Draw the direction field for the differential equation y'=1-y/x

Homework Equations

The Attempt at a Solution

Ok well, drawing the direction field is not an issue because I have a grapher, and I get the basic of how to draw simple direction fields. So to start, I know that whenever y=x, the slope will be zero, so every point on the line y=x has slope zero. I can test points around that to get a general idea of what's happening. Also I know when x approaches zero, the slope approached -/+ infinity depending on the sign of y.

So far so good...

But the other asymptote besides x=0 also seems to be a line y=x/2. How do I conclude that analytically from y'=1-y/x ? I'm sure it's something simple...

Thanks.

 

[HallsofIvy]

If y= ax is an asymptote then points on that line must be mapped to other points of that line. y'= 1- y/x is the same as y'= (x- y)/x and if y= ax, that becomes a= y'= (x-ax)/x= 1- a. y= ax will be an asyptote if a= 1- a or a= 1/2. That is, the asymptote is y= (1/2)x as you say.

 

[ElijahRockers]

yikes, ok i see how you worked it out, i don't see any voodoo but it certainly blew my mind when you went from y=ax to y'=a, and subsequently to a=1-a...

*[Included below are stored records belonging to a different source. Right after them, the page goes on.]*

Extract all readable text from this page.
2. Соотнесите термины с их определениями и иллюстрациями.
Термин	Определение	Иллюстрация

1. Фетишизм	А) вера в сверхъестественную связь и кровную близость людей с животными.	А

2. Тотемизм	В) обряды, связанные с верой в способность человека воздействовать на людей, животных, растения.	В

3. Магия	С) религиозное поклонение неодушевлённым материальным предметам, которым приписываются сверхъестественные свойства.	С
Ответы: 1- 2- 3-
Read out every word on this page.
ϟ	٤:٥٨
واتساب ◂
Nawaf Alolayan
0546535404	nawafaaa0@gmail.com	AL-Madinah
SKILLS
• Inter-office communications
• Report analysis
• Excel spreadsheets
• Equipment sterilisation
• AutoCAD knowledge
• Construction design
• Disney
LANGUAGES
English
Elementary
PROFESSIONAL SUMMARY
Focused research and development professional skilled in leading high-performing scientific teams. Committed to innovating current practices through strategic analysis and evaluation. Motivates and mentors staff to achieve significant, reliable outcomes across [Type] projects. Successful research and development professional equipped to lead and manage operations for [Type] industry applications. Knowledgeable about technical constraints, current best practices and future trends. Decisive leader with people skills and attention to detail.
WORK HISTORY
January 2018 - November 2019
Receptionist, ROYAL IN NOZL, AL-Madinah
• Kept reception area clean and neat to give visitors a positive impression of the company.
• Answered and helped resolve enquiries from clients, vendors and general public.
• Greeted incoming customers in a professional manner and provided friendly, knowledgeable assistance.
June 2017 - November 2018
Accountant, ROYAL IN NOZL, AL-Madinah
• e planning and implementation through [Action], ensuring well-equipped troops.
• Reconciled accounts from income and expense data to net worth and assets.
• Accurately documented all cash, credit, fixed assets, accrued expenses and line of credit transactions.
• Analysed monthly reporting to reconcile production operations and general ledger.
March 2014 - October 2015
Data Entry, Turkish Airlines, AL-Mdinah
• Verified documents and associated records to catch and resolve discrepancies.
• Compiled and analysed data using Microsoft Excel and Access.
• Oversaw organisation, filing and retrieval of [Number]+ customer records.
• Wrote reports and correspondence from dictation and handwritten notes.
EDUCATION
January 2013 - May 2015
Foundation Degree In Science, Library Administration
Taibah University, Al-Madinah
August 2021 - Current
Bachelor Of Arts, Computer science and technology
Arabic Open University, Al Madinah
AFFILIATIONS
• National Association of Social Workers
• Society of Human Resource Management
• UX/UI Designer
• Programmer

ok, so I'm not quite clear on what you mean by If y= ax is an asymptote then points on that line must be mapped to other points of that line.

he probably won't make us do very complicated ones, but i am interested on how i could translate this technique (if possible) into finding asymptotes described by polynomials, for instance?

thanks for all your help on the problem, if you know of any resources that discuss drawing direction fields in more detail i would be interested... every example i see is usually a simple one with only horizontal asymptotes

thanks again